Alnylam is leading the field in developing RNA interfering therapeutics which can ‘silence’, specific genes and block production of disease-causing proteins, or restore the production of missing proteins.
However respiratory diseases hasn’t been a lead target in mRNA until now.
Based near Munich in Germany, Ethris has developed proprietary mRNA technology which targets the lungs and helps to replace, inhibit or augment proteins involved in respiratory disease.
AstraZeneca is a major player in the respiratory field, but improvements in treatment have been incremental across the market in recent years. It has just submitted a new COPD treatment, Bevespi, but also suffered a setback with a failed phase 3 trial of its severe asthma candidate tralokinumab.
The new alliance with Ethris won’t yield any new drugs to bolster AZ’s respiratory franchise in the short term, which is suffering from shrinking revenues. This is largely because its blockbuster Symbicort is facing growing generic competition in the US and Europe.
Nevertheless, the Ethris alliance looks like a good long-term bet for the future of respiratory disease.
The new drug platform from Ethris opens up the chance for the companies to discover and develop major advances for asthma, chronic obstructive pulmonary disease, and idiopathic pulmonary fibrosis.
The deal will see Ethris receive a €25 million fee upfront, plus research funding, and it will be eligible for future research and development milestones, including sales-related royalties upon commercialisation. AstraZeneca and MedImmune will have the option to take exclusive worldwide licences upon completion of the research plan for each target within the collaboration.
Noting the rapid advances in mRNA in recent years, Bahija Jallal, executive vice president, MedImmune said Ethris was a leader in RNA delivery to the lung.
“This collaboration complements our respiratory science focused on early intervention and disease modification by adding novel ways to target disease mechanisms that cannot be addressed by other approaches currently in our pipeline.”
Based in the biotech hub of Martinsried just outside Munich, Ethris was set up by Dr. Carsten Rudolph and Prof. Christian Plank in 2009.
Its lead candidate is ETH-OTCD, for Ornithine transcarbamylase deficiency, a rare urea cycle disorder caused by a single defective enzyme.
One of the biggest obstacles for RNA therapeutics is that they can trigger a strong immune and inflammatory response, and Ethris says tweaks to its SNIM platform solves this problem. Studies in mice showed its lead candidate also showed a sustained production of target proteins.

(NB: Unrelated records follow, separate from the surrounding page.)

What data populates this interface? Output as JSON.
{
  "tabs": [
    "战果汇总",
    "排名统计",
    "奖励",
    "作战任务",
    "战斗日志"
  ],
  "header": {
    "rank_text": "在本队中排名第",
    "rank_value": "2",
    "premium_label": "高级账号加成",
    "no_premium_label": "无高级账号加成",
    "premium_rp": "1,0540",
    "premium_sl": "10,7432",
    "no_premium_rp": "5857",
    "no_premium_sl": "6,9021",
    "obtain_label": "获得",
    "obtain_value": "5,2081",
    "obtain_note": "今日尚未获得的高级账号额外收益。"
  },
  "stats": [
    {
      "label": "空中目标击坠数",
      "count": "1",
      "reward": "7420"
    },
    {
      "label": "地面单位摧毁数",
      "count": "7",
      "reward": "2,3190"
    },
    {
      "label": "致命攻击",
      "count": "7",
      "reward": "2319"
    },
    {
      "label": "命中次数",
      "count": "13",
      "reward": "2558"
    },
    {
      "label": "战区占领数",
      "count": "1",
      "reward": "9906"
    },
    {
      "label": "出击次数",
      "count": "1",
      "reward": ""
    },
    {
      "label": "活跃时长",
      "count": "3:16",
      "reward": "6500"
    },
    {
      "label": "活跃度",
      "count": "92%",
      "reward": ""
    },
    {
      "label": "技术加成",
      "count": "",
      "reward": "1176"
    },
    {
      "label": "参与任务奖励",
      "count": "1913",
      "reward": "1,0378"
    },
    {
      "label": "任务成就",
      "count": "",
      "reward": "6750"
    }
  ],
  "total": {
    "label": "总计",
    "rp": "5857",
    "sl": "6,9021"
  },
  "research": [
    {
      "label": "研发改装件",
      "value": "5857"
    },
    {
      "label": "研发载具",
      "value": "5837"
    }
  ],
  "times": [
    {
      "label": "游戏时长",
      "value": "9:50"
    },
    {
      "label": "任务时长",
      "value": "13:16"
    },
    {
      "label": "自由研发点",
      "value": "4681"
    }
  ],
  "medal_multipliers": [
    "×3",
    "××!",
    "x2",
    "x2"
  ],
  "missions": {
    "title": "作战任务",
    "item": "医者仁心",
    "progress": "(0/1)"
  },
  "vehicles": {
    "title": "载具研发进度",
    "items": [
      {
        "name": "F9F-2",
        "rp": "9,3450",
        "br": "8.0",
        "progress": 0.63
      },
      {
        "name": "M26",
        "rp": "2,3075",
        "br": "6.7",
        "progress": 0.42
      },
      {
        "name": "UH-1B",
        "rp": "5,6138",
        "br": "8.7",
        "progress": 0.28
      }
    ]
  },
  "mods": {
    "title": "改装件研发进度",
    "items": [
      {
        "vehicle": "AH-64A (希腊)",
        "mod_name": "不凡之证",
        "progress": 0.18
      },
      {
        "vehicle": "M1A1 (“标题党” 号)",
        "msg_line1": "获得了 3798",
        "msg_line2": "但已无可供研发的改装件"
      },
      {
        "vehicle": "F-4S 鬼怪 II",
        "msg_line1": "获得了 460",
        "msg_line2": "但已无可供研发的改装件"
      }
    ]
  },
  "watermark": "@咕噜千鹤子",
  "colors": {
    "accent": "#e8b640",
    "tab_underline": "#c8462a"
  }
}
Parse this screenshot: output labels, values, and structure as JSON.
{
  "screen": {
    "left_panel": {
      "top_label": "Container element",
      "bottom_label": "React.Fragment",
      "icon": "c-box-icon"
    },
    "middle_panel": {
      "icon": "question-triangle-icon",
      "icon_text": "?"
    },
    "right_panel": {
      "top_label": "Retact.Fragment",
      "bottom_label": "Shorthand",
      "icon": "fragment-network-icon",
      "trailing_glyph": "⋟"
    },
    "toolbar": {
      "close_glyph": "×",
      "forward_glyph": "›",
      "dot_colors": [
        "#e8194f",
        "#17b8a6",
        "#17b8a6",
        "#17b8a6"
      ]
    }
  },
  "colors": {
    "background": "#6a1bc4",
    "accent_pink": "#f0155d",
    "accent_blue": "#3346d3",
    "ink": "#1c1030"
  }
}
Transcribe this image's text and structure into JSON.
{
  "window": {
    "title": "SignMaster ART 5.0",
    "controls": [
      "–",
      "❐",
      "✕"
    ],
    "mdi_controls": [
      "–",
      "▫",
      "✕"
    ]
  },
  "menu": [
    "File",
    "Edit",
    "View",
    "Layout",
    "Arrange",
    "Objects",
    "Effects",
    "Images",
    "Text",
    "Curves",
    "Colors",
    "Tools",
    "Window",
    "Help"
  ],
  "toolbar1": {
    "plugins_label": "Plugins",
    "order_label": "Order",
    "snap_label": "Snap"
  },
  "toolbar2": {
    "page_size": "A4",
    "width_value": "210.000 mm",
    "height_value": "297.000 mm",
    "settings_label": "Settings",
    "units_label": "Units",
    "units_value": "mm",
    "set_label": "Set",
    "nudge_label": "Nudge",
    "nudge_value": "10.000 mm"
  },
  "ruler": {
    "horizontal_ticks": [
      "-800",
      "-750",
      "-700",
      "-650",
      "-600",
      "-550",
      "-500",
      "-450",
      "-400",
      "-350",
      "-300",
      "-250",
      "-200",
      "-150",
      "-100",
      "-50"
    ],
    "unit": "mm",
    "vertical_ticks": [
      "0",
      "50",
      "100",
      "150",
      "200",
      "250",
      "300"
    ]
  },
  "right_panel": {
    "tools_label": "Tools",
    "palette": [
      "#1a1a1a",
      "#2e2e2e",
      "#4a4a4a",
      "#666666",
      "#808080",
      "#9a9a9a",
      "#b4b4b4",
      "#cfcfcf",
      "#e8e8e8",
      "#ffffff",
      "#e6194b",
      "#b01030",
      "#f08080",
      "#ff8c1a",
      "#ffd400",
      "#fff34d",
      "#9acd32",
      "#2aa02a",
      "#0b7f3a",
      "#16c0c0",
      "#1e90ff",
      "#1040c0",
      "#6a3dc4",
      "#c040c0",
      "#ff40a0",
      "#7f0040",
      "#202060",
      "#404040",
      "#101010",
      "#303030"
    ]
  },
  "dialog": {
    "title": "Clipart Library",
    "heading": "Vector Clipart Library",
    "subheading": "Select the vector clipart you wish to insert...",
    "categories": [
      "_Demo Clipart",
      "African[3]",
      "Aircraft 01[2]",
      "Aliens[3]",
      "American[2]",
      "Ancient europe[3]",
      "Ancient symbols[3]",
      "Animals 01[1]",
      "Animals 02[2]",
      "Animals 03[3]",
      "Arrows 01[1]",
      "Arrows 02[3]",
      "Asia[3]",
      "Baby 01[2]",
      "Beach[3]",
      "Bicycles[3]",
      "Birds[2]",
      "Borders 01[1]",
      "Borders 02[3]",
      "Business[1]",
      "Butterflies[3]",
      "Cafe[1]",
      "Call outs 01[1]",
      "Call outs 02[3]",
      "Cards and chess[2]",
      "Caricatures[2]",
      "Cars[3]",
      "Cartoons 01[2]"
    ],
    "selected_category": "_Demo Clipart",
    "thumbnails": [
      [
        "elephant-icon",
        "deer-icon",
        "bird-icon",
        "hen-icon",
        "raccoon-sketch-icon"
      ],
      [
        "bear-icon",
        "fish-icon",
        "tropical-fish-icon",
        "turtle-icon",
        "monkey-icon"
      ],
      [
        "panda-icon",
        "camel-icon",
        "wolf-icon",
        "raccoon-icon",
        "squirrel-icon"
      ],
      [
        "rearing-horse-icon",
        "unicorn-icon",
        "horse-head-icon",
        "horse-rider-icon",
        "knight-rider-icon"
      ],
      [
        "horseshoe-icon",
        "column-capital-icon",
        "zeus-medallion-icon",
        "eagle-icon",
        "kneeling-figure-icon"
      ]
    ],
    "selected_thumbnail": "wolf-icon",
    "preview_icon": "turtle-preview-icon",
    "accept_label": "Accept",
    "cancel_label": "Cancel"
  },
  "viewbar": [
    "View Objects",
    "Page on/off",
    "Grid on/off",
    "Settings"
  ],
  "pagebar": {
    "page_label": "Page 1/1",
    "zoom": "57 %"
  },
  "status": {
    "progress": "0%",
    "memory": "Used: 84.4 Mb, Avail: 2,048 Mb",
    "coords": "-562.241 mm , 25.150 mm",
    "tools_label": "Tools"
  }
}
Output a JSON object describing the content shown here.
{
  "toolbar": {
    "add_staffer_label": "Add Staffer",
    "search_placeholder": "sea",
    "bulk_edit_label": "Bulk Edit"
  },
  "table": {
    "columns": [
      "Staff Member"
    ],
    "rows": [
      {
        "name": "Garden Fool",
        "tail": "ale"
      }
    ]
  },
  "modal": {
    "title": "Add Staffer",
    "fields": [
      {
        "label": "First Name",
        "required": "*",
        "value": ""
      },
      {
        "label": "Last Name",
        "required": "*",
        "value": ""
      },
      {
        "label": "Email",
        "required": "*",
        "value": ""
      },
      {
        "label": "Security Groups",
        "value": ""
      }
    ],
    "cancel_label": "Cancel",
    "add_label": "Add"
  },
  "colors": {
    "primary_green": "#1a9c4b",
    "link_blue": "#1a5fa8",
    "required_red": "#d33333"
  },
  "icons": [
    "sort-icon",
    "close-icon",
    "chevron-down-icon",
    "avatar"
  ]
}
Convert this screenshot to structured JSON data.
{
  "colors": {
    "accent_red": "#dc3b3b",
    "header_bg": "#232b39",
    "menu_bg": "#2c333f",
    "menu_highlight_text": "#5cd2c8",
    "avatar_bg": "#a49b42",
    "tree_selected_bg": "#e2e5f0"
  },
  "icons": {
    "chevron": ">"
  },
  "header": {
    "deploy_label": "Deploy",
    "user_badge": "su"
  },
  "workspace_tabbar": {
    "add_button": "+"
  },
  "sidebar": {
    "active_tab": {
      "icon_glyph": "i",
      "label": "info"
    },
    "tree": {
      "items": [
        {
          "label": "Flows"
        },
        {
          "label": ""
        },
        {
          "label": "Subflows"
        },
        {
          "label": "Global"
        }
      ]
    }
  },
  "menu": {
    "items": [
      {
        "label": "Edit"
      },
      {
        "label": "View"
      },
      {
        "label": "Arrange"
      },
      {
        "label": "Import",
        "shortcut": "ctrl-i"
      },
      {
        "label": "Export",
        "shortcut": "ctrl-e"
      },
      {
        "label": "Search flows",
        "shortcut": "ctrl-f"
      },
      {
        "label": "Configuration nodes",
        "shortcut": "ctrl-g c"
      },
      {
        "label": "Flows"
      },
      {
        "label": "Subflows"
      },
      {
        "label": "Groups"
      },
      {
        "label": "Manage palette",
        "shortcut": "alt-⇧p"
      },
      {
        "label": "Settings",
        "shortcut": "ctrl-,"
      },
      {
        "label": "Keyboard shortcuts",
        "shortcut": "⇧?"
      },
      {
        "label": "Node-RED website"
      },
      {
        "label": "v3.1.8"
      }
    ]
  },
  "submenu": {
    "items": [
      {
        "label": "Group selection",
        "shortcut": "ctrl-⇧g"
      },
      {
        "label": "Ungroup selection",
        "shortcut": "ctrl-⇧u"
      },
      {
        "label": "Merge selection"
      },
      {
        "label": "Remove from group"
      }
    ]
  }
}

Dr. Carsten Rudolph, president and CEO of Ethris, added: “This collaboration validates Ethris’ leading position in the development and delivery of mRNA therapies for the treatment of pulmonary diseases. This collaboration pairs our proprietary technology with the world-class expertise of AstraZeneca and MedImmune in respiratory diseases, biologics development and commercialisation, and positions us to bring forward new options for patients.”
This isn’t the first mRNA alliance AstraZeneca has struck: it signed a broad $420m research deal with the high-flying Moderna in 2013, and followed this up with an oncology-focused agreement last year.